18. Based on the material presented to this Court, and the court properly directing itself thereto, can this court conclude that there exists a right which has apparently been infringed by the opposite party as to call for an explanation or rebuttal from the Respondent?
19. The Applicant has raised two pertinent issues. The first is that its sewer line was damaged by the Respondent, and that the Respondent is likely to damage the entire sewer line. The Respondent on the other hand has stated that the sewer line was the subject of a concluded suit; that the Applicant has obtained an alternative sewer line and that the Application has been overtaken by events. According to the Respondent, the injunction will halt the development of the project that it is undertaking.
20. The Respondent’s Secretary and Trustee stated in his Affidavit that the net financial and business effect of the injunction that this court granted is that the road works for Quarry 39 and the old Mombasa Roadside have not been executed; that the result has been limited access to the property and that numerous purchasers have withdrawn their offers and or terminated their leases. That may be so. However, as was stated in the Francome case (supra),the duty of the court is to seek a balance of justice, not convenience.
21. The Respondent has admitted that for it to construct Quarry road to bitumen standards, it must first of all demolish the existing sewer line infrastructure that has been put up by the Applicant along quarry road. In a nutshell, the substratum of this suit will be completely obliterated in the event the order of injunction is not granted.
22. Although the Respondent has argued that the issue of the sewer line, which is the subject of this suit, has been determined by this court in Petition No. 4 of 2017, the said matter is pending before the Court of Appeal for determination. In addition, the Judgment of this court was in respect of whether or not approvals were procedurally issued to the Applicant before constructing its sewer line. The issue before the court now is whether the Respondent has the mandate to demolish the said sewer line. That is an issue that can only be determined after trial.
23. That being the case, and considering that the mandate to construct public roads is with either the Kenya Urban Roads Authority or Kenya National Highways Authority, who were parties in Petition No. 4 of 2017, it is my finding that there are serious questions to be tried in this matter.
24. Indeed, if the Plaintiff has obtained an alternative for its sewer line, then that evidence ought to be produced in court during trial. That being so, it is my finding that the Plaintiff has established a prima facie case with chances of success.

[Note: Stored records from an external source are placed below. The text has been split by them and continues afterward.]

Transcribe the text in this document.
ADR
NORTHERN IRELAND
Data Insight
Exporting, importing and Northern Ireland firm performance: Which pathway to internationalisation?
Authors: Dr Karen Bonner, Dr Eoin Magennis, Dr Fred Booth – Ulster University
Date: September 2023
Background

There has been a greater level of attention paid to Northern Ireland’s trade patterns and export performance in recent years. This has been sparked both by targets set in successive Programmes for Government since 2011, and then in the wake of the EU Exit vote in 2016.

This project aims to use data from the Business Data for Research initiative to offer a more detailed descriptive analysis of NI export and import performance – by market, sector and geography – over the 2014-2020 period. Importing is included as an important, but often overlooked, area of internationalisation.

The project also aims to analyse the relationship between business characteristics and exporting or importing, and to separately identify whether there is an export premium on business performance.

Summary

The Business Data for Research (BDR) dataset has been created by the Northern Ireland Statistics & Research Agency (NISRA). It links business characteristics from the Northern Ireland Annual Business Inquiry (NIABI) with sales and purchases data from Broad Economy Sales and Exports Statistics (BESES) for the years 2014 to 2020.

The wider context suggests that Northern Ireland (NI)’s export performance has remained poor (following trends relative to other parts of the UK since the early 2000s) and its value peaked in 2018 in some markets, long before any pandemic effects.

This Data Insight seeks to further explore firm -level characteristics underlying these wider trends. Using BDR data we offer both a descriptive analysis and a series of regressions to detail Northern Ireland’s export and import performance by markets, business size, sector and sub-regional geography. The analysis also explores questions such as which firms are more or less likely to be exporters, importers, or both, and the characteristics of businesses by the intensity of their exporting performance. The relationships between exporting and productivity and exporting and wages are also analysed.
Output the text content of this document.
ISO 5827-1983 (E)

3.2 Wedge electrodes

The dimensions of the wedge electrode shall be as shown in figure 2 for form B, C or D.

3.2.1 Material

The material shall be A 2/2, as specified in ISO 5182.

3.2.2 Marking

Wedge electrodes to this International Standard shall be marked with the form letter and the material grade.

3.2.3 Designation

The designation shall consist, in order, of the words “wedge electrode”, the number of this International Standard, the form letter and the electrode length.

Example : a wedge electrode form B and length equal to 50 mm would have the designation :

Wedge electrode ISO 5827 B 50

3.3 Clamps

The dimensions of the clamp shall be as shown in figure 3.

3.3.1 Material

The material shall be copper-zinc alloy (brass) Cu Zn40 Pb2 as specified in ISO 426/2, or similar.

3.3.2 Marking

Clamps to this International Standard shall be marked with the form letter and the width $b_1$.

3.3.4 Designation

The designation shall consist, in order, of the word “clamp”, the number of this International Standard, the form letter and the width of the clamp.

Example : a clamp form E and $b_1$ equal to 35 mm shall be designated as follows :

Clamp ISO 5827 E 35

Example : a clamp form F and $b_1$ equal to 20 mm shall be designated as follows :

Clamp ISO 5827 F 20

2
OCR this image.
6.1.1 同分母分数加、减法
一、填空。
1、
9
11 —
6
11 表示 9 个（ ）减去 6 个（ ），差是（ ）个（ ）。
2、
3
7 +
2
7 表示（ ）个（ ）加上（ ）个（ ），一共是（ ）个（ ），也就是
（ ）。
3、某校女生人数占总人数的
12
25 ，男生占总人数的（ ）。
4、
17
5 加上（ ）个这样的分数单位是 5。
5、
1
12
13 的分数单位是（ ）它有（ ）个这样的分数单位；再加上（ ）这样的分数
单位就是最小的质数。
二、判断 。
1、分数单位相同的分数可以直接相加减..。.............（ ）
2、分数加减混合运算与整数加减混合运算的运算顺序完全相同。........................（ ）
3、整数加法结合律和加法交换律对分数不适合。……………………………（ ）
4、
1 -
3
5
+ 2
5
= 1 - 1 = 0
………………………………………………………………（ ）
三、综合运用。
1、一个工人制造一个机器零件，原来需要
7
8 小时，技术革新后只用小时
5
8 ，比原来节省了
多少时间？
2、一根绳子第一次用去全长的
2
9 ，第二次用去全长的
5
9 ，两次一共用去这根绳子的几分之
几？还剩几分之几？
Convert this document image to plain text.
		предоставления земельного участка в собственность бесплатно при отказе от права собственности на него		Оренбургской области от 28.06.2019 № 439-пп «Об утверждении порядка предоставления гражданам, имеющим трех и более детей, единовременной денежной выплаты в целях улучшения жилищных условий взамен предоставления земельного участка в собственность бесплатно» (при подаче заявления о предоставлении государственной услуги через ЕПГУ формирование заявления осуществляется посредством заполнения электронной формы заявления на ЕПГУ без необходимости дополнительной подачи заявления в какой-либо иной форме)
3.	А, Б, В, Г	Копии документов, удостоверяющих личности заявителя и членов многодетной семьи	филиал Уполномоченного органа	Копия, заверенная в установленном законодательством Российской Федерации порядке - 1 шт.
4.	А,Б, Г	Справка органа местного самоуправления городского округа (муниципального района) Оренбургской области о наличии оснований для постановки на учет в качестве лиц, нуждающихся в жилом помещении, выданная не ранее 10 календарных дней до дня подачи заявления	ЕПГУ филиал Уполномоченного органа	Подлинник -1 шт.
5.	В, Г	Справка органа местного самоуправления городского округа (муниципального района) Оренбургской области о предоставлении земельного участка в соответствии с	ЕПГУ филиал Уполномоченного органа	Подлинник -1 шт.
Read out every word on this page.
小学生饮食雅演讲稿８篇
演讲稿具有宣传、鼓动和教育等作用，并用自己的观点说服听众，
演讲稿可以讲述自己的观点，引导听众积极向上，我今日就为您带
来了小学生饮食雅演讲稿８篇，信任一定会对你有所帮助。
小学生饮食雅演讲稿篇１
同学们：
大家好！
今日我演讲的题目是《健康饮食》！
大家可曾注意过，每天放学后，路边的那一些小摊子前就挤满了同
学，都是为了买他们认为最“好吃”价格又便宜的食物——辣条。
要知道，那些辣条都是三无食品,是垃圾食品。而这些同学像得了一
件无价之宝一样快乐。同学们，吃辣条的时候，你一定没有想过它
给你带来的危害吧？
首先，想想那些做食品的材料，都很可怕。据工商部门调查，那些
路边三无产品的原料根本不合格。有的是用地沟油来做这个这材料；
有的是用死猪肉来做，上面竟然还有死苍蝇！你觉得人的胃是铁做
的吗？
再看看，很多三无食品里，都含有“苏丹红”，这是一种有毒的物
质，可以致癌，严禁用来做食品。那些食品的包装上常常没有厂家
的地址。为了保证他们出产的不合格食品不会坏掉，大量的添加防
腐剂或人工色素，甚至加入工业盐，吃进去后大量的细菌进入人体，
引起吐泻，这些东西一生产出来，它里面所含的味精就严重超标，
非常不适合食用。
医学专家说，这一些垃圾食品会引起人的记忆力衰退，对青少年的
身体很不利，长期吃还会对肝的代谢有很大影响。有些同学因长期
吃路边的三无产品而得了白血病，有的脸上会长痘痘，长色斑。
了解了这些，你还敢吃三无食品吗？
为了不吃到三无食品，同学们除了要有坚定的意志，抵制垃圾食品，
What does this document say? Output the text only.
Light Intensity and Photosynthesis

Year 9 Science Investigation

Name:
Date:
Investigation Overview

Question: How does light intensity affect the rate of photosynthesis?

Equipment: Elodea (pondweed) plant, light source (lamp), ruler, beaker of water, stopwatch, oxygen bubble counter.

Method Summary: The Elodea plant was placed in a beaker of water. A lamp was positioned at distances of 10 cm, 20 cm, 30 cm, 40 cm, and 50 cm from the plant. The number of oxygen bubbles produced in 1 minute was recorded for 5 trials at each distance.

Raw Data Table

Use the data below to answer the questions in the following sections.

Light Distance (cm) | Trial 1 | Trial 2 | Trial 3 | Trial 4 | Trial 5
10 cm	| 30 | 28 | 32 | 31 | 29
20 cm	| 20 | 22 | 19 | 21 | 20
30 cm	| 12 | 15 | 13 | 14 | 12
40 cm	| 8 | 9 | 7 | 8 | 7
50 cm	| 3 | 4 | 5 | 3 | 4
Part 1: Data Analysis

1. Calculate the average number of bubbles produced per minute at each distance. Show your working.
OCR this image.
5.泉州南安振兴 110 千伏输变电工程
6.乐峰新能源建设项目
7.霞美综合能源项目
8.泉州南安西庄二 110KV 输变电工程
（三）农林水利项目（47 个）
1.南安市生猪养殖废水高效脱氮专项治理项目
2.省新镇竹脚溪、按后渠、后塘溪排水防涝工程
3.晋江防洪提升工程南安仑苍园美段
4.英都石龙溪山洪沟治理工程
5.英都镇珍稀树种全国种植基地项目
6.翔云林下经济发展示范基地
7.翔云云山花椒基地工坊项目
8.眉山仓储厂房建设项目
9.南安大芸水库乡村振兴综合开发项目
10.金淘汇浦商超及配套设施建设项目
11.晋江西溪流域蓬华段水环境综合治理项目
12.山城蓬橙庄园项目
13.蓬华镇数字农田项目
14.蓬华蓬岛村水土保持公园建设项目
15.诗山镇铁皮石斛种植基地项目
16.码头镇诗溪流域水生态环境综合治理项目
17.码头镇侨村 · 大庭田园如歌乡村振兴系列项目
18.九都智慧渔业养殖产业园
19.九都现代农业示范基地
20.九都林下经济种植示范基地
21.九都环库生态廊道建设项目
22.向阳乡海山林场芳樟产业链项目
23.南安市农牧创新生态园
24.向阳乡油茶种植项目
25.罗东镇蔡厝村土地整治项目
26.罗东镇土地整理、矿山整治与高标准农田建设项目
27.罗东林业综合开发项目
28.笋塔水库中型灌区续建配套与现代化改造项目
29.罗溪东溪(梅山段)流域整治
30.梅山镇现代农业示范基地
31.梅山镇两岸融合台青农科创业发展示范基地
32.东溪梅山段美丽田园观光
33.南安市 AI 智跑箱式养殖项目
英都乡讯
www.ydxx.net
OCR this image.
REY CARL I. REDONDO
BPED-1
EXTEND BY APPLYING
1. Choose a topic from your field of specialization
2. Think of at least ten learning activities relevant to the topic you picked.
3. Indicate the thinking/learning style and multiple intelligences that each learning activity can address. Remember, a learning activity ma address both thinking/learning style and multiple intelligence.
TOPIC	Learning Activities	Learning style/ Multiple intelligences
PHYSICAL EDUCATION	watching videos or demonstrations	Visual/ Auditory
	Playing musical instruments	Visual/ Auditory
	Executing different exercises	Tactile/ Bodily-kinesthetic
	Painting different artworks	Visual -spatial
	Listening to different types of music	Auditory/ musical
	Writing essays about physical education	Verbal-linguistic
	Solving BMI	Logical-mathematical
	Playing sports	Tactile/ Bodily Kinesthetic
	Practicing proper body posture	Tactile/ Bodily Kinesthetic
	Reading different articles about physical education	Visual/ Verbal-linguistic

25. For those reasons, the Plaintiff’s Application dated 31st January, 2019 is allowed as follows:
a. An order of temporary injunction be and is hereby granted restraining the Defendant/Respondent whether by itself, contractors, sub-contractors, servants, agents, representatives, employees and/ or anyone claiming under its name or title howsoever from excavating and or demolishing, destroying whether temporary or permanent or otherwise thereon and/ or in any manner howsoever interfering with the Plaintiff’s/Applicant’s sewer line constructed along Quarry Road and old Mombasa Road for its Great Wall gardens project situate in Mavoko Municipality pending the hearing and determination of the suit.
b. The Defendant/Respondent to pay the costs of the Application.
DATED, DELIVERED AND SIGNED IN MACHAKOS THIS 5TH DAY OF JUNE, 2020.